Each mobile station includes the amount of frequency fluctuation in the frequency arriving from the base station in the transmission frequency to the base station, and is configured to intentionally shift the transmission frequency and transmit. This has the advantage that the difference between the frequency fluctuation and the frequency fluctuation of the pilot signal transmitted from the pseudo mobile station can be reduced, and the frequency fluctuation correction error by the AFC circuit provided in the receiving section of the base station can be reduced. In addition, the frequency of the pilot signal generator is used as the local oscillator frequency of the receiving frequency converter in the pseudo mobile station, and the frequency of one local oscillator and the local oscillator frequencies of multiple transmitting frequency converters are used in the pseudo mobile station and the mobile station. This has the advantage of reducing the number of local oscillators required. Although the present invention has been described with reference to a mobile satellite communication system, it goes without saying that the present invention can be similarly applied to a system in which a mobile station is replaced with a small station installed at a certain predetermined location.
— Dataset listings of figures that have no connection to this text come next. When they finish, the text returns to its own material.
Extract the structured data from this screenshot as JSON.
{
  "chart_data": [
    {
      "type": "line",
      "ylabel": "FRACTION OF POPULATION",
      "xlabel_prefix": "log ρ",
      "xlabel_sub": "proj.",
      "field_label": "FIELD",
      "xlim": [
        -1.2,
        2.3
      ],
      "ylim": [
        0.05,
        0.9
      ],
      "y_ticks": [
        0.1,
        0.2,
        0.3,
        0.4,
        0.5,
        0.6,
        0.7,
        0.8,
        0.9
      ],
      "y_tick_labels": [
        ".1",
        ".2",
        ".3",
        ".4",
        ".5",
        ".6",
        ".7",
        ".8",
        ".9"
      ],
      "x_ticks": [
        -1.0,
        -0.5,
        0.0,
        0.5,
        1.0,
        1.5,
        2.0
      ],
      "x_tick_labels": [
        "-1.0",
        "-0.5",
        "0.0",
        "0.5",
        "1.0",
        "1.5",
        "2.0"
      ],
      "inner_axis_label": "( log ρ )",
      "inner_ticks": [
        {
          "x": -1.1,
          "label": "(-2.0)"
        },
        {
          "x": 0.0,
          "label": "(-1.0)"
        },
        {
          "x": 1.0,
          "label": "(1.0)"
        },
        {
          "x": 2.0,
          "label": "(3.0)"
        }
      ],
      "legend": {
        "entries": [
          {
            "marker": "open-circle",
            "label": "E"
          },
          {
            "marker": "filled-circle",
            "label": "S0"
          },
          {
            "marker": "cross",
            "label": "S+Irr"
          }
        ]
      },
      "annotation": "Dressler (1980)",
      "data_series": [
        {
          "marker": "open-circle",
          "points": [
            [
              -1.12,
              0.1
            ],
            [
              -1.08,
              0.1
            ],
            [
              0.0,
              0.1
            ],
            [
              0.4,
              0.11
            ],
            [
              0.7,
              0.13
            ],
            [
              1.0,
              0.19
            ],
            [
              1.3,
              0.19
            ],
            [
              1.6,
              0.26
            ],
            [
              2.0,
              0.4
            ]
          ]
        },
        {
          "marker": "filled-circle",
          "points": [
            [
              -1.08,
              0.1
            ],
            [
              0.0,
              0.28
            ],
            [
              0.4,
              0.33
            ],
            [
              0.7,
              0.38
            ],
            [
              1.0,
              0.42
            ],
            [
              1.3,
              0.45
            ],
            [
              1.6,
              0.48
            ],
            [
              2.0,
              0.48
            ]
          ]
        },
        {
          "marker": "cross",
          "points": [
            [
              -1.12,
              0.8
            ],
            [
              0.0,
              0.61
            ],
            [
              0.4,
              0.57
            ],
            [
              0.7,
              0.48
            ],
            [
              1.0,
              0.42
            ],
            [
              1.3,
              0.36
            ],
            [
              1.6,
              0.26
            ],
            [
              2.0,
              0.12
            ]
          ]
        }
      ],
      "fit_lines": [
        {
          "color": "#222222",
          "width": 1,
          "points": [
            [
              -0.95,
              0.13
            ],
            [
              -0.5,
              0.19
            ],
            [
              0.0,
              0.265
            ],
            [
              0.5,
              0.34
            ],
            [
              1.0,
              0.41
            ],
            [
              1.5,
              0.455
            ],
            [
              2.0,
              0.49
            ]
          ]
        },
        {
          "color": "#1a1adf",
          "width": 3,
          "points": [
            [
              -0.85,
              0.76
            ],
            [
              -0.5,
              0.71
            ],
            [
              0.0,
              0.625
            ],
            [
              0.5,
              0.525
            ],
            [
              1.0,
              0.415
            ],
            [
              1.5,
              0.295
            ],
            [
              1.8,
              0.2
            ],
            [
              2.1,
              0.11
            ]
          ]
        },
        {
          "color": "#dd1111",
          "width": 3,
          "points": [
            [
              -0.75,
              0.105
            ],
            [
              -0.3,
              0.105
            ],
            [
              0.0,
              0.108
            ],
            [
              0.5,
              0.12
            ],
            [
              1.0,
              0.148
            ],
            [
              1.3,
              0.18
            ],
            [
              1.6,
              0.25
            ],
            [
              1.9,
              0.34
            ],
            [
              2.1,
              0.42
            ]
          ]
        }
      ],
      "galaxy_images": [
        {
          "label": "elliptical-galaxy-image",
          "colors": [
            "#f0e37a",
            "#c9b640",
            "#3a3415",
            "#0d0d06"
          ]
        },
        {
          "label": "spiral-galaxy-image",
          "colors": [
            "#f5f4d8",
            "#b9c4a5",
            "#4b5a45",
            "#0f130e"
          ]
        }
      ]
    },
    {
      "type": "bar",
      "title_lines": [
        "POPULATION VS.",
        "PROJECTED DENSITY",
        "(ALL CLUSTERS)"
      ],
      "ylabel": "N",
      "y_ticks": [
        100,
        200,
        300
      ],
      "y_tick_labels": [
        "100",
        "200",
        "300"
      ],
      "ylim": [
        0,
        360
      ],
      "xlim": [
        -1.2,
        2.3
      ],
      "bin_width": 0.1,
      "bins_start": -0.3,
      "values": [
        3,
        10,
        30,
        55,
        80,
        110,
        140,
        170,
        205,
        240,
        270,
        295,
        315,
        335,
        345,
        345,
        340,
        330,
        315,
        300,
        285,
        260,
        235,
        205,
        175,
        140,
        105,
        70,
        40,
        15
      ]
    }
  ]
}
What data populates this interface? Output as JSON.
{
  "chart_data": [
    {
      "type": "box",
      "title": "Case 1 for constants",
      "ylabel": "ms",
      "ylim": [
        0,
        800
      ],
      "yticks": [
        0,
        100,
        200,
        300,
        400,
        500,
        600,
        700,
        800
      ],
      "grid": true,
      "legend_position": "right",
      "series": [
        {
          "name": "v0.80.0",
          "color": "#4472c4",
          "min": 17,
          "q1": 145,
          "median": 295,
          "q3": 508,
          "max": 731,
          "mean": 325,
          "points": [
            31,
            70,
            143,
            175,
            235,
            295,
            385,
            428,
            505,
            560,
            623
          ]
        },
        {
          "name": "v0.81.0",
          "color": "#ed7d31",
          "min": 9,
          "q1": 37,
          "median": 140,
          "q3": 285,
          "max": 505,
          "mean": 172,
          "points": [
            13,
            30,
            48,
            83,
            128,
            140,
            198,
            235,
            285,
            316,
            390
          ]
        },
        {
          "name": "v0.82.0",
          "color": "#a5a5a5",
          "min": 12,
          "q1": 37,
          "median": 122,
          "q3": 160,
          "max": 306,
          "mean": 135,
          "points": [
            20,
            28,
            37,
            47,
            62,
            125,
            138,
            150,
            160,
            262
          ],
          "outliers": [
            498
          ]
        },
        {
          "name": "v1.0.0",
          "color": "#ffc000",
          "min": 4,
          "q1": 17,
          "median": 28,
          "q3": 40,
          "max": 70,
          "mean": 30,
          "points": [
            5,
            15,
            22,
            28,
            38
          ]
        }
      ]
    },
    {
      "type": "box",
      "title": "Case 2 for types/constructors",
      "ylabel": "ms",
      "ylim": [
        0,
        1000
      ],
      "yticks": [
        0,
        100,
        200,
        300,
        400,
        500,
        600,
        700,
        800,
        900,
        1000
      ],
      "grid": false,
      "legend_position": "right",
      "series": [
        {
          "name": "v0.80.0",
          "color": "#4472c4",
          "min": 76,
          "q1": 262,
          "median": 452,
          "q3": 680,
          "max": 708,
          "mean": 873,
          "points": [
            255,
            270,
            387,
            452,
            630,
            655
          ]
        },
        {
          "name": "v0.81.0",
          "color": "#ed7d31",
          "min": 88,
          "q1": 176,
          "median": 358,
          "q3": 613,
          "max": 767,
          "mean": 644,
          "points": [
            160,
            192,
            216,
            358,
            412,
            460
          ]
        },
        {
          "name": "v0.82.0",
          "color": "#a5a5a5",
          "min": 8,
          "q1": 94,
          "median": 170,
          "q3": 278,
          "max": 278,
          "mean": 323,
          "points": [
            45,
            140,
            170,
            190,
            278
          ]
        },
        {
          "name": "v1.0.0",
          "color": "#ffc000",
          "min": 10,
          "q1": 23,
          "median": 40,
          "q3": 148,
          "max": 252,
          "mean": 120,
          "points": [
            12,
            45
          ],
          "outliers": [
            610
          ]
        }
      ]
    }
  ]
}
[Brief explanation of the drawing]

Figure 1 shows an example of the configuration of a mobile satellite communication system.
The figure shows an example of the configuration of a line from a mobile station to a base station using the conventional AFC method, and FIG. 3 is a block diagram of an example of the system configuration according to the present invention. 1...Base station, 2...Pseudo mobile station, 3...Satellite, 4-1, 4-2,..., 4-N...Mobile station.

Claims (1)

[Claims] 1. A base station and a large number of slave stations are connected via communication satellites, and a pseudo station is established near the base station,
The pseudo station has the function of receiving the first pilot signal for frequency fluctuation correction transmitted from the base station via a communication satellite and controlling the local oscillation frequency 5 of the transmission frequency converter 4 of the base station according to the reception frequency. It has a function of transmitting a second pilot signal for frequency fluctuation correction from the slave station to the base station via a communication satellite,
The frequency of the pilot signal generator 21 that provides the frequency of the second pilot signal from the pseudo station is intentionally shifted by an amount corresponding to the frequency variation of the receiving frequency converters 18 and 20 of the pseudo station, and A frequency fluctuation correction method is characterized in that the transmission frequency of the slave station is intentionally shifted by an amount corresponding to the amount of frequency fluctuation of the first pilot signal from the base station. 2. The frequency fluctuation correction method according to claim 1, wherein the output frequency of the pilot signal generator 21 of the pseudo station is shared for transmission frequency conversion and reception frequency conversion in the pseudo station.